Mãos seguram em meu ombro, tento me livrar delas, mas são fortes e conseguem me levantar e começam a me arrastar de perto dos meus pais. Grito em desespero e me debato contra as duas pessoas altas que me impedem, mas permaneço com os olhos em meus pais.

Minha linda mãe que agora está morta.

—Me solta! –peço em desespero.- Me deixe tocá-los!

Mas as pessoas permanecem me empurrando, arrastando-me pela lama, levando-me para longe da minha família. A chuva ensopa ainda mais meu corpo e sei que estou chorando, apesar de não sair lágrimas. Sinto angustia me tomar.

Não sei quem sou agora, não sei o que realmente aconteceu. Sinto-me perdida e sofrendo, de uma forma que esmaga meu peito e o rasga por dentro.

—Mãe! Pai!- grito enquanto ainda sou arrastada para longe deles.

Não consigo mais lutar contra o aperto dos que me seguram e deixo-me escorregar até senti a lama em meus joelhos dobrados. Respiro rápido e em desespero, meu peito dói.

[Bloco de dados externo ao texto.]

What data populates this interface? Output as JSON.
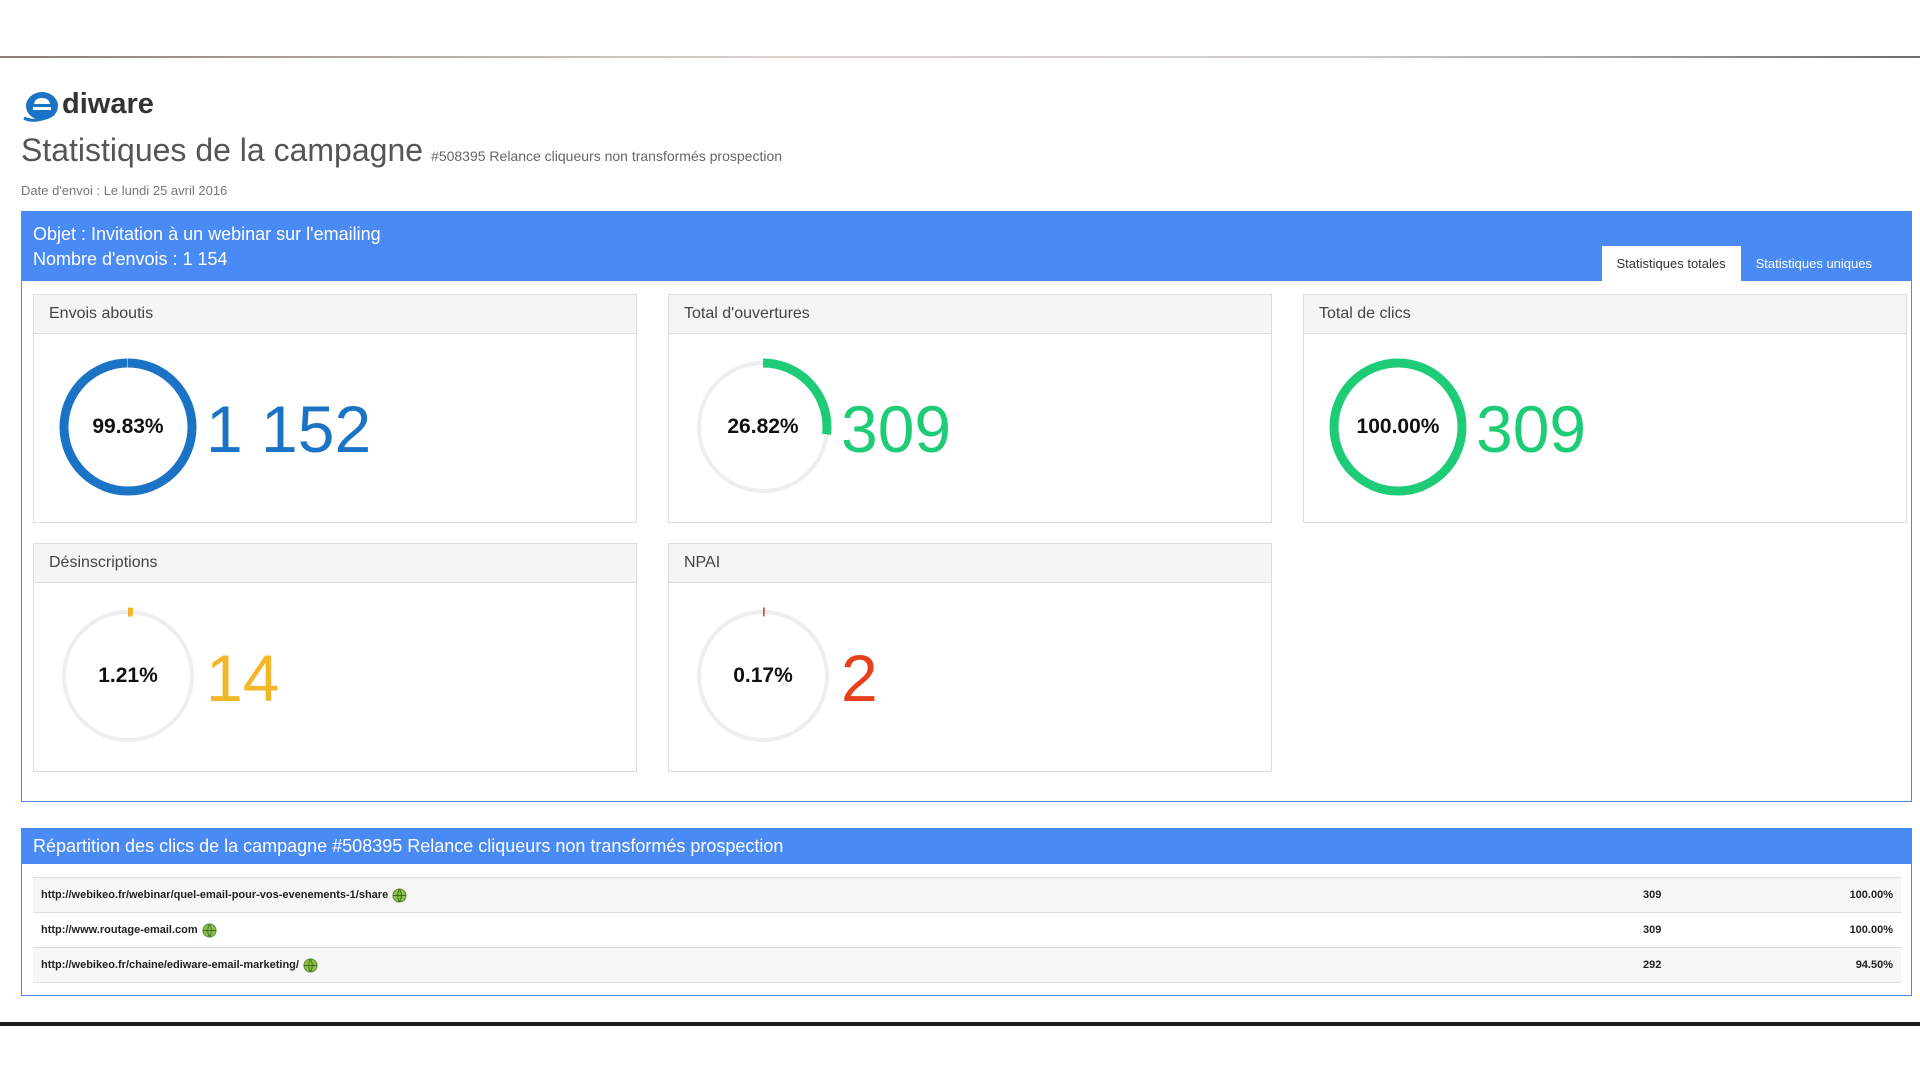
{
  "brand": {
    "logo_text": "diware"
  },
  "header": {
    "title": "Statistiques de la campagne",
    "campaign": "#508395 Relance cliqueurs non transformés prospection",
    "send_date": "Date d'envoi : Le lundi 25 avril 2016"
  },
  "summary": {
    "subject": "Objet : Invitation à un webinar sur l'emailing",
    "send_count": "Nombre d'envois : 1 154",
    "tabs": [
      {
        "label": "Statistiques totales",
        "active": true
      },
      {
        "label": "Statistiques uniques",
        "active": false
      }
    ]
  },
  "cards": [
    {
      "title": "Envois aboutis",
      "percent_label": "99.83%",
      "fraction": 0.9983,
      "value": "1 152",
      "color": "#1a73c4"
    },
    {
      "title": "Total d'ouvertures",
      "percent_label": "26.82%",
      "fraction": 0.2682,
      "value": "309",
      "color": "#1ecb76"
    },
    {
      "title": "Total de clics",
      "percent_label": "100.00%",
      "fraction": 1.0,
      "value": "309",
      "color": "#1ecb76"
    },
    {
      "title": "Désinscriptions",
      "percent_label": "1.21%",
      "fraction": 0.0121,
      "value": "14",
      "color": "#f5b72a"
    },
    {
      "title": "NPAI",
      "percent_label": "0.17%",
      "fraction": 0.0017,
      "value": "2",
      "color": "#e8401c"
    }
  ],
  "clicks": {
    "title": "Répartition des clics de la campagne #508395 Relance cliqueurs non transformés prospection",
    "rows": [
      {
        "url": "http://webikeo.fr/webinar/quel-email-pour-vos-evenements-1/share",
        "count": "309",
        "percent": "100.00%"
      },
      {
        "url": "http://www.routage-email.com",
        "count": "309",
        "percent": "100.00%"
      },
      {
        "url": "http://webikeo.fr/chaine/ediware-email-marketing/",
        "count": "292",
        "percent": "94.50%"
      }
    ]
  }
}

—Saiam de perto dela.- Escuto uma voz que conheço.

A única voz da minha família que sobreviveu. Alec ajoelha-se ao meu lado enquanto estou olhando de longe para os nossos pais, ele me abraça e minha cabeça descansa em seu ombro, suas mãos acariciam meus longos cabelos.

Ele é o único que me restou.

—Eu estou aqui, Jane.- Diz baixo e suave.- Tente controlar suas emoções.

Mas eu não posso me controlar enquanto o peso da dor, culpa, medo e desespero pesam em meu corpo.

Eu sinto falta, deles e de...de...mais alguém...

—Eu os matei...- falo em desespero.

—Não, não foi você.- ele diz.- Quando eu chequei aqui mais cedo, eles já estavam mortos. Mas, sim, você se alimentou deles. Mas não foi sua culpa a morte.

Ergo as vistas para meu irmão, os olhos vermelhos são novos para mim no rosto que conheço.

—Ele também morreu? -questiono-o –Eu o matei?

Alec pisca confuso.

—Ele quem, irmã?

Ele...

Aquele que minha mente tenta lembrar, que meu peito sabe que pode encontrar conforto...

Ele, ao qual eu não me lembro.

Tudo se torna demais.

Quero gritar, correr.

Morrer.

Eu sou um monstro.

Meu peito arde de dor que não posso e nem tenho forças para controlar.

—Tente se controlar, Jane.- diz meu irmão afagando minha costa enquanto respiro com dificuldades.

Não posso me controlar, não enquanto sinto tantos sentimentos ao mesmo tempo fazendo-me ficar sobrecarregada. Não vou suportar muito tempo, minha dor interna vai me matar. O que eu estou sentindo vai me matar...

Esse é o problema, estou sentindo.

Fecho meus olhos e tento tirar tudo o que estou sentindo, empurrá-los para longe de mim criando uma barreira invisível onde me separe dos sentimentos. Se não posso com eles, vou me livrar deles.

-Isso...Se acalme...- diz Alec.

Empurros para essa barreira que criei dentro de mim, levo-os para um lugar escuro...E então não há mais nada. Não há mais dor, não há mais choro, medo, desespero...Não há mais nada dentro de mim.

Sinto-me aliviada quando percebo que consegui me separar dos sentimentos, pois assim não há como sofrer. Sei que não conseguirei manter essa barreira por muito tempo, logo terei que lhe dar com os sentimentos novamente.

Mas por hora, isso é bom.

—Como se sente?

—Bem.- Minto para meu irmão.

Há apenas um grande vazio dentro de mim. Já não estou arfando alto e sim respiro calma. Levanto-me de seus braços e a sensação de nada dentro de mim me traz conforto.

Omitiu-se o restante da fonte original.